Allora, prima di tutto un applauso all'autrice per come ha sviluppato l'ambientazione: il romanzo si colloca nell'Inghilterra del 1277 (appena duecento anni dopo l'arrivo di Guglielmo I in terra d'Albione e mentre gli stati europei sono ancora coinvolti nella nona Crociata, quella, per intenderci che si concluse con la perdita di S. Giovanni d'Acri e la fine delle lotte in Terrasanta); ci viene offerto pertanto un medioevo spesso brutto, spesso sporco, quasi sempre ignorante e pure malevolo, dove terre e vassalli vengono distribuiti a seconda del favore del sovrano e possono essere già perduti con la generazione successiva, se non ci sono eredi e abbastanza truppe per difendere i castelli dai baroni confinanti.
Dunque, quello che viene prospettato all'inizio è un quadro non roseo, certo, ma pur sempre realistico.

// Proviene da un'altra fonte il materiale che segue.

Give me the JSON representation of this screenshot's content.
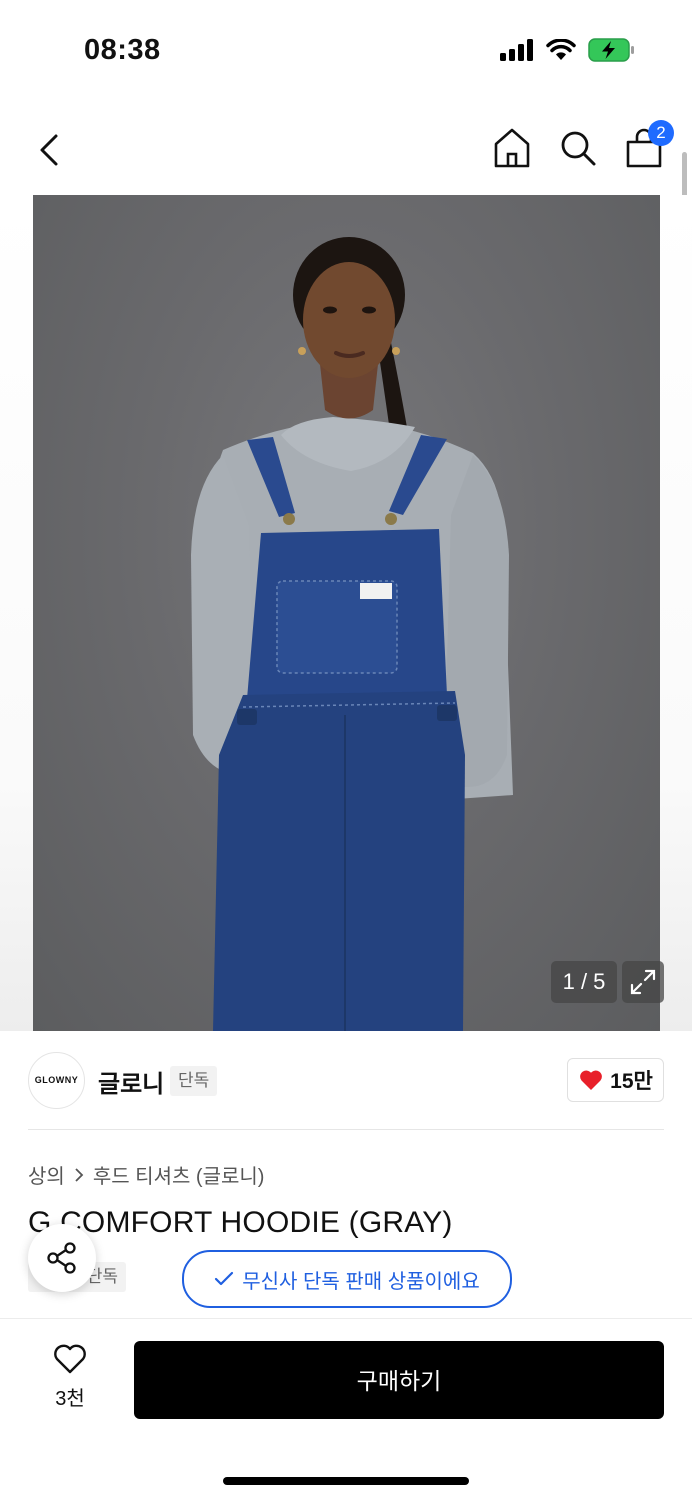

Inutile dire che non ci si può lamentare se i rapporti personali sono improntati (come invece avveniva) all'insegna di una comune violenza o se il protagonista appare politicamente scorretto: stiamo parlando di un romanzo di genere romantico, vero, ma pur sempre storico. Non ci possiamo aspettare una sorta di storico fantasy, dove tutto si risolve sempre a colpi di sorriso (o, peggio, di istant-love).
Il padre di Hastings muore senza eredi: era normale che lei venisse data come "merce di scambio" a un altro nobile per unire i due feudi, ed era più che normale che Severin si aspettasse una moglie sconosciuta, ma docile e obbediente, con il compito precipuo di generare un figlio.
Sì, i due non si innamorano al primo sguardo; sì, passano metà libro ad azzuffarsi; sì, forse c'è poco romanticismo e le donne non se la passano bene. Ma l'epoca è quella, punto; altri periodi si prestano forse di più a trame con balli, picnic e corse in carrozza.
Al contrario, qui forse Hastings è addirittura troppo moderna nell'essere così istruita, nel pretendere rispetto e nel saper usare segreti di erboristeria per medicamenti e intrugli vari.
Nel complesso, il libro mi è piaciuto (molto) sino a tre quarti: personaggi interessanti, vicenda ricca e piena di inghippi.
Personalmente avrei terminato con la scoperta di Rosehaven (e non è uno spoiler, ma il titolo originale!): gli ultimi capitoli sono più frettolosi e pasticciati, dunque meno incisivi.
PS. Severin il serioso ha la pazienza di un santo; tutta la mia forte simpatia per lui, anche solo per le scenette con Trist.